The hoopla over social media has eclipsed one of the oldest—and biggest—marketing opportunities of all
With so much focus on social media, it’s easy to forget the technologies that came before it. First and foremost: email marketing. It isn’t exciting, nor is it new, but we spend a significant part of our day on email and, for the most part, so do our customers.
While sites like Facebook and Twitter are the hot new thing, email still has two significant benefits over its more social counterparts.
Impressions: There is no guarantee your customers will see your blog post, tweet, status update, or digital advertisement. In a world of information overload, it is too easy for such communication to get overlooked. Email marketing is more akin to direct mail; once you have received permission to send email (more about permission shortly), your messages will almost certainly be seen by your customers.

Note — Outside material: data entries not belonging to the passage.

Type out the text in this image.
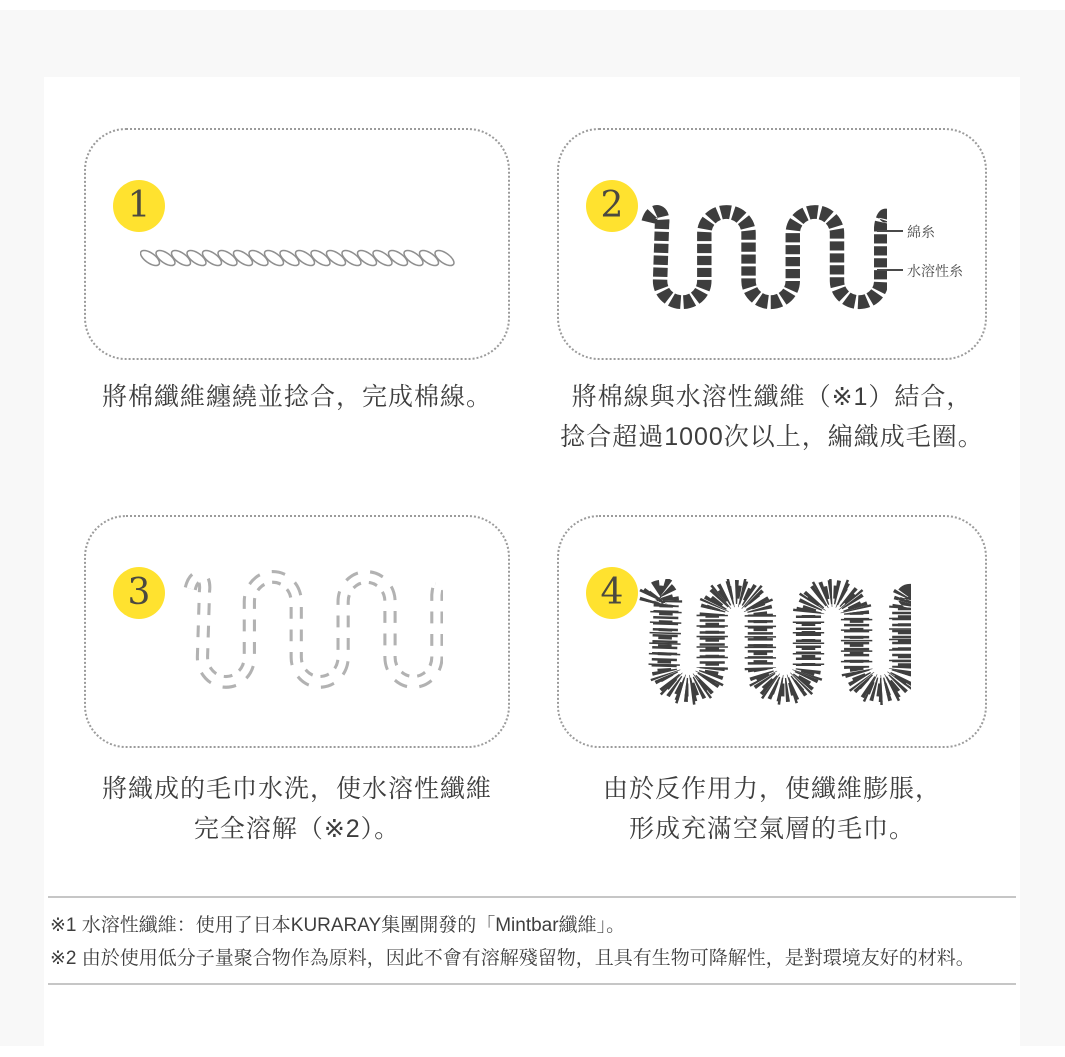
1	2
綿糸
水溶性糸
3	4
將棉纖維纏繞並捻合，完成棉線。	將棉線與水溶性纖維（※1）結合，
捻合超過1000次以上，編織成毛圈。
將織成的毛巾水洗，使水溶性纖維
完全溶解（※2）。
由於反作用力，使纖維膨脹，
形成充滿空氣層的毛巾。
※1 水溶性纖維：使用了日本KURARAY集團開發的「Mintbar纖維」。
※2 由於使用低分子量聚合物作為原料，因此不會有溶解殘留物，且具有生物可降解性，是對環境友好的材料。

Ownership: While sites like Facebook provide some demographic information on your customers, they make it impossible to extract personal information from the network, even when someone follows or likes your brand. (Of course, as with any social network, the rules could change at any time.) However, you and you alone own your email lists. By encouraging your customers to sign up for your mailing list in the store and online, you’re developing a marketing asset that, like your website, is fully under your control.

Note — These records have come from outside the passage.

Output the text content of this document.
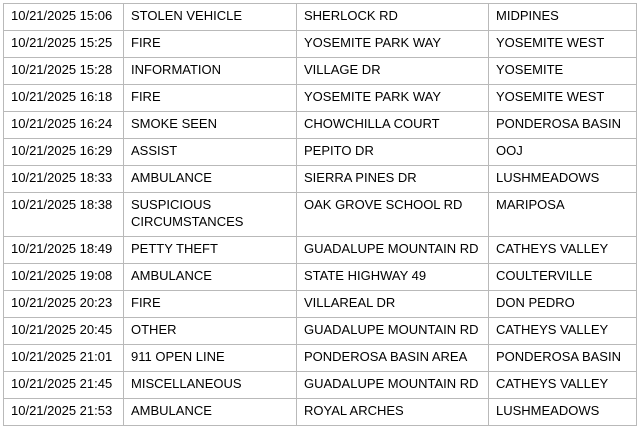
10/21/2025 15:06	STOLEN VEHICLE	SHERLOCK RD	MIDPINES
10/21/2025 15:25	FIRE	YOSEMITE PARK WAY	YOSEMITE WEST
10/21/2025 15:28	INFORMATION	VILLAGE DR	YOSEMITE
10/21/2025 16:18	FIRE	YOSEMITE PARK WAY	YOSEMITE WEST
10/21/2025 16:24	SMOKE SEEN	CHOWCHILLA COURT	PONDEROSA BASIN
10/21/2025 16:29	ASSIST	PEPITO DR	OOJ
10/21/2025 18:33	AMBULANCE	SIERRA PINES DR	LUSHMEADOWS
10/21/2025 18:38	SUSPICIOUS CIRCUMSTANCES	OAK GROVE SCHOOL RD	MARIPOSA
10/21/2025 18:49	PETTY THEFT	GUADALUPE MOUNTAIN RD	CATHEYS VALLEY
10/21/2025 19:08	AMBULANCE	STATE HIGHWAY 49	COULTERVILLE
10/21/2025 20:23	FIRE	VILLAREAL DR	DON PEDRO
10/21/2025 20:45	OTHER	GUADALUPE MOUNTAIN RD	CATHEYS VALLEY
10/21/2025 21:01	911 OPEN LINE	PONDEROSA BASIN AREA	PONDEROSA BASIN
10/21/2025 21:45	MISCELLANEOUS	GUADALUPE MOUNTAIN RD	CATHEYS VALLEY
10/21/2025 21:53	AMBULANCE	ROYAL ARCHES	LUSHMEADOWS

Now, there is one major downside to email. It is easy to abuse. When starting out, many retailers try to buy lists or borrow emails from local partners in order to jump-start their efforts. The proper way to leverage such opportunities is to ask these partners to send out an offer on your behalf asking readers to opt in to your list. Simply adding these addresses to your own list might pay off in the short run, but it will almost certainly hurt you down the road.
Sending messages to people who have not requested them leads people to mark your emails as spam, and they will automatically be sent into junk mailboxes. Much like your social networking efforts, you want to grow your following naturally and organically. You want your customers to raise their hands and opt in to your list. As tempting as it may be to dispatch your emails to as many people as possible, you will do far better by targeting a specific and interested audience.
MailChimp lets you monkey around with email marketing yourself.
You’ll have to decide whether to outsource your email marketing or do it yourself. For those looking to outsource, it’s not difficult to find someone; most marketing agencies now offer email marketing as a standard service. For those looking to take this on themselves, there are three options you may want to consider.
• Constant Contact: One of the largest and most popular DIY email service providers (ESP), Constant Contact has tools for all aspects of email marketing, including social media integration, starting at $15 dollars per month.
• MailChimp: A Constant Contact competitor (and my ESP of choice), MailChimp makes it easy to draw on existing materials like your website to create email templates. MailChimp provides excellent social media integration and offers a free option for those just starting to build their lists.
• Blue Sky Factory: Recently acquired by What Counts, this ESP is ideal for jewelers with large lists who need help developing a strategy. Blue Sky has an amazing team and is ideal for those who want to take control of their email marketing but need some hand-holding. With plans starting at $300 a month, this is best if you have an established list and are sending at least 20,000 messages a month.
No matter what you’re looking to achieve through marketing, you’re making your life harder if you don’t take advantage of email. Whether it’s sharing deals, conveying the essence of your store experience, or educating your customers, make email a priority. There is a tremendous opportunity in sending targeted, trackable messages to an audience who wants to hear from you. Make it easy for your customers to sign up. Leverage your social networks and encourage fans and friends to sign up as well. Create unique opportunities for customers who have empowered you to reach out to them directly. Give these subscribers a compelling reason to open your messages, and you’ll see email driving significant traffic to your website and to your store.